Put it on the white board:
When a WOD is done the instructor has everyone write their results next to their names on the white board.If you had a good day you can feel proud to put your numbers up there and others in the class will likely compliment you on your performance. If not, that’s just more motivation to work harder next time. At work publicly recognizing the achievements of others ensures that employees will be engaged and motivated to keep up the good work. A little friendly competition never hurt either!

Create a team environment:
One of the biggest reasons regular people subject themselves day in and out to the grueling Crossfit workouts is the feeling of comradery. Classmates encourage each other to push harder and get through the workout, and often the last person to finish the WOD is the one with the biggest cheering squad. Not only that—if you’re doing a partner workout you’d rather collapse than let your teammate down. A feeling of belonging and “we’re in this together” helps any workplace boost employee engagement. And if you are unwilling to let your teammates down, you’ll push that much harder to make sure you’re doing your best to move the company forward.

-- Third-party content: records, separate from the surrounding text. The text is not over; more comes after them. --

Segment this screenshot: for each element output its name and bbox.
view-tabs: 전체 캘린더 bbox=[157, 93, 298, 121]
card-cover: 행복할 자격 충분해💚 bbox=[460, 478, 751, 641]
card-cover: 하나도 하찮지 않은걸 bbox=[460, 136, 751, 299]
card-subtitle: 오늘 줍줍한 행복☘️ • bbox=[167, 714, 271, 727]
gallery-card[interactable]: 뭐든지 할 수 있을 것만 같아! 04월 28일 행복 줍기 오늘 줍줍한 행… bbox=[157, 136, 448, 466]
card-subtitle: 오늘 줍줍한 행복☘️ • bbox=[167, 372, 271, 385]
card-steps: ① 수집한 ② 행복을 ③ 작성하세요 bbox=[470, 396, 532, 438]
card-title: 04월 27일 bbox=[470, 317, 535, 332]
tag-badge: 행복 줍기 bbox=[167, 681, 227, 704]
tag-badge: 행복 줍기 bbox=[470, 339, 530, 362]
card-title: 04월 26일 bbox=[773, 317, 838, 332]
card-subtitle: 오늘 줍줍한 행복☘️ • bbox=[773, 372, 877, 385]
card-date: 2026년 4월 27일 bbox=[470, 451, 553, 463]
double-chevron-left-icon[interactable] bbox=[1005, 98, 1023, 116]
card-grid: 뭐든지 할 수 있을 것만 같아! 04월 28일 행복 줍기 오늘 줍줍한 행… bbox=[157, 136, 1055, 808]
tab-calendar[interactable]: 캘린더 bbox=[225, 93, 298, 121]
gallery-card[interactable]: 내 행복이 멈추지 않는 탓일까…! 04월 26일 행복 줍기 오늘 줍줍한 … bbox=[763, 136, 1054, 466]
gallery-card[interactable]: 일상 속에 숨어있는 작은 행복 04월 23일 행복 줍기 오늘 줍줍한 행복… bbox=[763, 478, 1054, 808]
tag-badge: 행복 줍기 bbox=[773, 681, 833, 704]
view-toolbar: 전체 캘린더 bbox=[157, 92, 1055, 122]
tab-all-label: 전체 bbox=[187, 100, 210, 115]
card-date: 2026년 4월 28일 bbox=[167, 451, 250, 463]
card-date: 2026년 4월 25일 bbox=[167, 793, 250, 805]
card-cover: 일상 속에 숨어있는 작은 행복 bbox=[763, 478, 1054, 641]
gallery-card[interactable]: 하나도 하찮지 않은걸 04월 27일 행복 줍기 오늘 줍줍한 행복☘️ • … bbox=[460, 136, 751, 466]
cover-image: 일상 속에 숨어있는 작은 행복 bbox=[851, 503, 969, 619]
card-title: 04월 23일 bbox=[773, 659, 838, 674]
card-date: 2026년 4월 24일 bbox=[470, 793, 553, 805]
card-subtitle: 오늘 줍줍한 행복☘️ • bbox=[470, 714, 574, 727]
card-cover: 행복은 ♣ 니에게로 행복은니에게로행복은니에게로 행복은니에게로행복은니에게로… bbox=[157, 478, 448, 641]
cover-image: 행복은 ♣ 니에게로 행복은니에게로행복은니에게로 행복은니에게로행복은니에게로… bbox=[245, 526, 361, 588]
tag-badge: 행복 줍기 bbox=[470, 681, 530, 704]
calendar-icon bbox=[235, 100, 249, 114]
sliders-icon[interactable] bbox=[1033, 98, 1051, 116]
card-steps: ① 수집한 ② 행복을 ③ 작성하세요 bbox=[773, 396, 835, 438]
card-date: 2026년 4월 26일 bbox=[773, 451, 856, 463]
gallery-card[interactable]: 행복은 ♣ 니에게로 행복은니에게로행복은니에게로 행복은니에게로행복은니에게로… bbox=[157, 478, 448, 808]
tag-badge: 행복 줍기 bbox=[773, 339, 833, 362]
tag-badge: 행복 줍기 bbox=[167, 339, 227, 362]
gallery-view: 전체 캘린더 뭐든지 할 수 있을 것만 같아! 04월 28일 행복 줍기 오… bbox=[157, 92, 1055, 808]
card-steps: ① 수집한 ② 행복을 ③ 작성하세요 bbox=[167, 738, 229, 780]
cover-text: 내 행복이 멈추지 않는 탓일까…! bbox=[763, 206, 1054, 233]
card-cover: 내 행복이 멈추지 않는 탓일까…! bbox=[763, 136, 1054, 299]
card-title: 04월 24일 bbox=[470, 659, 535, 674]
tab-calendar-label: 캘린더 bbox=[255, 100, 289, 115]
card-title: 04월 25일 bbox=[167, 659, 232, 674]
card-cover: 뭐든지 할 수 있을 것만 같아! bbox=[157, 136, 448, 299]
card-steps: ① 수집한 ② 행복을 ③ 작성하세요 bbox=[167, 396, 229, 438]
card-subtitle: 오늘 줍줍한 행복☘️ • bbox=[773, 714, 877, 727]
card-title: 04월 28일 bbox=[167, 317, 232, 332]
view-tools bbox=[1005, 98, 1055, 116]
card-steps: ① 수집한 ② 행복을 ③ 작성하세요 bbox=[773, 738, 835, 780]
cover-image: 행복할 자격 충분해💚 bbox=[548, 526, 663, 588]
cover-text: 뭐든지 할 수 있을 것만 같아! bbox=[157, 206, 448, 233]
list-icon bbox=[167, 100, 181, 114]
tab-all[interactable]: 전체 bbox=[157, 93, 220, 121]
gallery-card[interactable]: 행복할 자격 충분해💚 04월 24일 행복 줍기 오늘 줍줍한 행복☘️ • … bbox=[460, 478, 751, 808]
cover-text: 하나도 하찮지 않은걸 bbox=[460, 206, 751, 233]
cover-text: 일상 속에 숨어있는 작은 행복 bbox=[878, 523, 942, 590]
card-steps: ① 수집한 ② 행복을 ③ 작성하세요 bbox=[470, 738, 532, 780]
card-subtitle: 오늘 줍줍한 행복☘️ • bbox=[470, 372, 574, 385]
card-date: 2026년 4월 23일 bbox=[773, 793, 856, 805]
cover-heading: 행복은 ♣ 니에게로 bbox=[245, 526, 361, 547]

Give notes and encouragement:
A good Crossfit instructor will walk around for the entire duration of the class giving advice on better form along with words of encouragement. The best of them also know how to motivate you to pick up that barbell one last time even when you feel like you want to give up. A good manager is no different—he or she should be around to offer guidance when needed, praise when earned, and a verbal kick in the butt when warranted.

Record your progress:
Crossfitters are constantly encouraged to record their daily results so they can benchmark them for the next WOD, monitor their progress, and identify weaknesses. When it comes time for an employee’s annual review their manager should be able to point to actual metrics during the evaluation. If they can’t, it’s possible that their job objectives are not clearly defined, and/or not being measured properly. Not everything can be measured numerically, but there should be at least qualitative results to point to. If you haven’t established that Rx mentioned above, this step will not be nearly as meaningful—how will the employee know if they won the workout?